L'ODJ Média

Décarbonation: 70 % des PME marocaines engagées dans la transition verte et numérique


Rédigé par Lycha Jaimssy MBELE le Lundi 9 Février 2026

Au Maroc, les petites et moyennes entreprises (PME) se trouvent à un carrefour décisif. Une récente Enquête BEI/UE révèle que près de 70 % d’entre elles ont entamé une démarche de décarbonation et que plus de 80 % ont avancé dans la digitalisation. Pourtant, l’accès au financement et la compétitivité internationale demeurent des défis majeurs. Entre contraintes structurelles et opportunités, cet article décrypte ce double mouvement qui façonne l’avenir économique du Royaume.

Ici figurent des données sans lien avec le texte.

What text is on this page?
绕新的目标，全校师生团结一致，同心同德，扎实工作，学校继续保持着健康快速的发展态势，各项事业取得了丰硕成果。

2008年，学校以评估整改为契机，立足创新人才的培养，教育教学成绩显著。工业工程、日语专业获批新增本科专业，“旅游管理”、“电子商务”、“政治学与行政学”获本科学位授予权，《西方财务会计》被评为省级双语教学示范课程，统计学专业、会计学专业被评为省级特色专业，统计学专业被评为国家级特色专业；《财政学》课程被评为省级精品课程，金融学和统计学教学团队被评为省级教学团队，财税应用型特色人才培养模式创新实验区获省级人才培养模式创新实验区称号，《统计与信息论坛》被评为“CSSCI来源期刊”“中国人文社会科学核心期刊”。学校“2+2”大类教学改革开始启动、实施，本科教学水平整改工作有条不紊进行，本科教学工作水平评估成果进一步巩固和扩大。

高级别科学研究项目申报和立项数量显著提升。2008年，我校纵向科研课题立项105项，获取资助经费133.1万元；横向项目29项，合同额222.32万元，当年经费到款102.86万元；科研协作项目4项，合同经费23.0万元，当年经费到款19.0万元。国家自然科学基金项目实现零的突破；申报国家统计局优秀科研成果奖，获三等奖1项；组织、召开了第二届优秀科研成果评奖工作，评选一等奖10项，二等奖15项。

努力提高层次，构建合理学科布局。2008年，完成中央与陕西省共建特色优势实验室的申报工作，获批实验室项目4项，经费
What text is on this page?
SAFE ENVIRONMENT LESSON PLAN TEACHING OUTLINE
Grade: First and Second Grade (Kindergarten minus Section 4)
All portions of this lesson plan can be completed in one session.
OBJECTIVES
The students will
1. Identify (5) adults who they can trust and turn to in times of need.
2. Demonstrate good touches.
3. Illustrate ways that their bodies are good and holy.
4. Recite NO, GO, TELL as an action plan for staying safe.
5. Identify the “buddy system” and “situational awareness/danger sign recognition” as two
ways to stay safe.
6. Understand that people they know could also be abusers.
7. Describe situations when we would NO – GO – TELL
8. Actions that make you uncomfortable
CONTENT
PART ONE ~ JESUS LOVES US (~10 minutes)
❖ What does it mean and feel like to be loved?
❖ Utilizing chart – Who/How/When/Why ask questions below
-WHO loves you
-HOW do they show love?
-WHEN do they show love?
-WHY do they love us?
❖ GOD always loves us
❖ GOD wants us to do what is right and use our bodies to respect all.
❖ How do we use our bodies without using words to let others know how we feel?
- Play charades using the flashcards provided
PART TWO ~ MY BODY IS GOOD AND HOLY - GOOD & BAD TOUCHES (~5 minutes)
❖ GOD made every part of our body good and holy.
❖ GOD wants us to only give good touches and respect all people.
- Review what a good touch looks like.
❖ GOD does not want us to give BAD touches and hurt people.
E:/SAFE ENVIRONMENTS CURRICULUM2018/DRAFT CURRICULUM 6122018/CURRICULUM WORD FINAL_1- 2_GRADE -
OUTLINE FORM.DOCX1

Décarbonation : des progrès encourageants mais une mise en œuvre encore graduelle

Décarbonation: 70 % des PME marocaines engagées dans la transition verte et numérique

Selon l’étude menée auprès de 150 dirigeants de PME marocaines dans le cadre du Trade and Competitiveness Programme (TCP) cofinancé par l’Union européenne, environ 70 % des entreprises ont déjà engagé un processus de réduction de leur empreinte carbone – un chiffre qui en dit long sur l’urgence perçue de ce défi environnemental.
 

Plus précisément, 48 % des dirigeants déclarent avoir lancé des initiatives concrètes, tandis que 22 % seulement possèdent une stratégie claire qu’ils appliquent activement dans leurs opérations quotidiennes.
 

Ces données révèlent une dynamique réelle, mais aussi une marge de progression importante. À ce rythme, de nombreuses PME envisagent encore d’ajuster leurs modèles économiques pour répondre aux standards mondiaux, notamment avec l’entrée en vigueur, en 2026, du Mécanisme d’Ajustement Carbone aux Frontières (MACF) de l’Union européenne. Sans adaptation, certaines PME exposées à des secteurs intensifs en émissions (sidérurgie, ciment, engrais, etc.) pourraient voir leur compétitivité à l’export se réduire.
 

Face à ces enjeux, plusieurs initiatives prennent forme. Avec l’appui de la Banque européenne d’investissement (BEI) et de la Confédération Générale des Entreprises du Maroc (CGEM), des guides pratiques et des sessions de sensibilisation visent à aider les entreprises à intégrer la décarbonation dans leurs modèles d’affaires et à voir dans cette transition un levier d’innovation plutôt qu’une contrainte économique. 


Digitalisation : un tournant déjà amorcé

Sur le front de la transformation numérique, les PME marocaines affichent des résultats tout aussi prometteurs. Près de 80 % des entreprises interrogées déclarent avoir fait des efforts en matière d’usage numérique, avec 22 % d’entre elles à un stade très avancé d’intégration des technologies numériques.
 

Cette progression n’est pas seulement statistique : elle se traduit par un usage accru des outils digitaux pour optimiser les opérations internes, dynamiser le marketing ou ouvrir des portes sur des marchés internationaux. Seule une minorité environ 10 % des dirigeants considère encore que la faible digitalisation freine significativement la croissance de leur entreprise.
 

Un dirigeant interrogé résume bien cette urgence : “Il est nécessaire d’investir dans la R&D pour promouvoir la collaboration et améliorer la technologie numérique. L’extension des systèmes de crédit pourrait créer davantage de réseaux d’investissement.”


Financement et accompagnement : les attentes évoluent

L’enquête met en lumière une perception largement partagée : près de neuf dirigeants sur dix estiment que les dispositifs d’accompagnement existants au Maroc sont suffisants, mais plus de la moitié pensent qu’ils doivent être améliorés pour être réellement efficaces.

Les attentes vis-à-vis des organisations internationales se concentrent sur le soutien à l’innovation, la transition digitale et écologique, l’aide à l’exportation et des programmes de formation et de renforcement des compétences des vecteurs jugés essentiels pour consolider le tissu productif national. 

Pour les PME marocaines, l’équation est désormais claire : performance économique et responsabilité environnementale sont indissociables. Les progrès enregistrés en matière de décarbonation et de digitalisation sont encourageants, mais ils doivent s’accompagner d’un accès au financement plus inclusif et d’un accompagnement technique renforcé. Ce n’est qu’en relevant ces défis de front que le tissu entrepreneurial marocain pourra s’inscrire durablement dans les chaînes de valeur mondiales et contribuer à une croissance plus verte et plus juste.